There are a couple of options for the route down to Seat Sandal. I took the steeper and more direct route. There's a zig-zag path further east, but it was longer, and didn't look like it was going to be any easier.
I think it's fair to say, not the highlight of the route. Seat Sandal is a low, rounded summit, and was not improved by the driving horizontal rain! The route down to Grisedale Hause is a mix of broken paths and scree, with a couple of fairly steep sections.
Grisedale Tarn from Seat Sandal.
The images above show the view from the summit of Seat Sandal, looking across towards St Sunday Crag and Fairfield, and on the right, the view on the descent, looking over Grisedale tarn. In the second image, the grass flattens out in a sheltered spot below a rocky outcrop and I found myself thinking it would be quite a view to wake up to! Probably space for a small tent... another "note to self" there!
The path on the Seat Sandal side of Fairfield is not great, being little more than a slightly flattened route up a scree slope. Easy enough, but a bit of a trudge and the summit was completely clouded in by the time I got there. However, the views down into Deepdale were amazing as the fog began to lift; a definite highlight of the days route. Sadly the photograph below cannot come close to doing it justice.
From Fairfield, overlooking Cofa Pike and St Sunday Crag.
I think it was all the more impressive because of the broken fog. One minute I was staring at a wall of whiteness, and then suddenly I was staring down into the Deepdale valley.

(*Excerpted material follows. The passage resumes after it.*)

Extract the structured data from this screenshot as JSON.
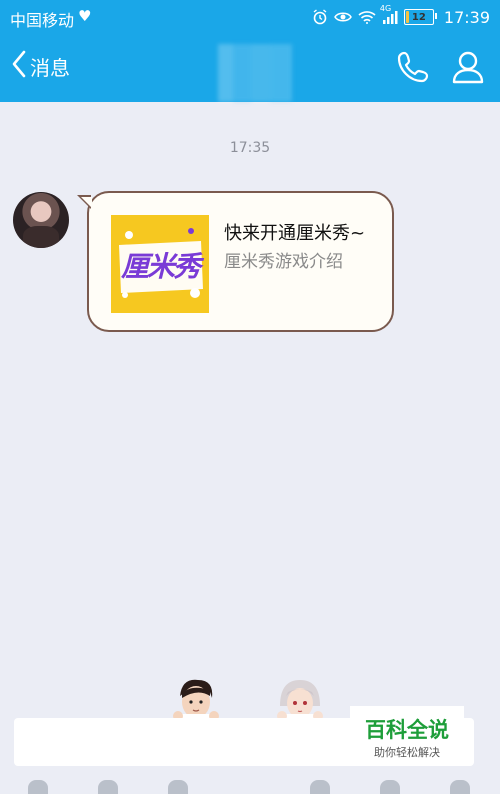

Unfortunately I was now somewhat behind schedule, and needed to press on.
There might be multiple routes from Fairfield to St Sunday Crag. The one I found myself on required several scrambles down rocky outcrops. Not difficult, but also not to be rushed. It felt like a long way to St Sunday Crag.
Looking back towards Cofa Pike, on path to St Sunday Crag.
Above is the view back to Cofa Pik, Fairfield is in the background.
I'm sure some would agree it's good to see the Lakeland fells at all different times of day. I experienced Birks at dusk, and Arniston Crag in darkness. Seeing the lights around Ullswater was interesting, but apart from this, the views were limited. No photos unfortunately as the compact camera I was carrying is not good in low light. Arniston Crag looked like the more interesting of the two; good spot for a picnic and perhaps some amateur bouldering! Birks would probably have had some decent views, but personally I'd probably like to combine it with some loftier fells.
This is a route that felt somewhat longer than I'd anticipated. This was partly due to the mixed weather, but mainly due to the significant ascent (a tad under 8000 feet) and a couple of sections requiring slow, cautious descent. The finish in darkness further added to the time - about 8 hours in total.
Striding Edge, with Red Tarn visible below Helvellyn.
The views from Fairfield are magnificent, and I'm pretty sure this was my first visit. I'll look forward to returning, probably mid-week though, as I get the impression it would be busy at weekends, and the Fairfield Horseshoe is a true Lakeland classic. The rapid transition from dusk to darkness shows that carrying a headtorch is invaluable. Mine is a Petzl e'Lite weighing just 24g, and packs into a tiny waterproof case. I think it's safe to say that everybody should have one!
"...to those who travel alone, the solitary wanderers on the fells, who find contentment in the companionship of the mountains."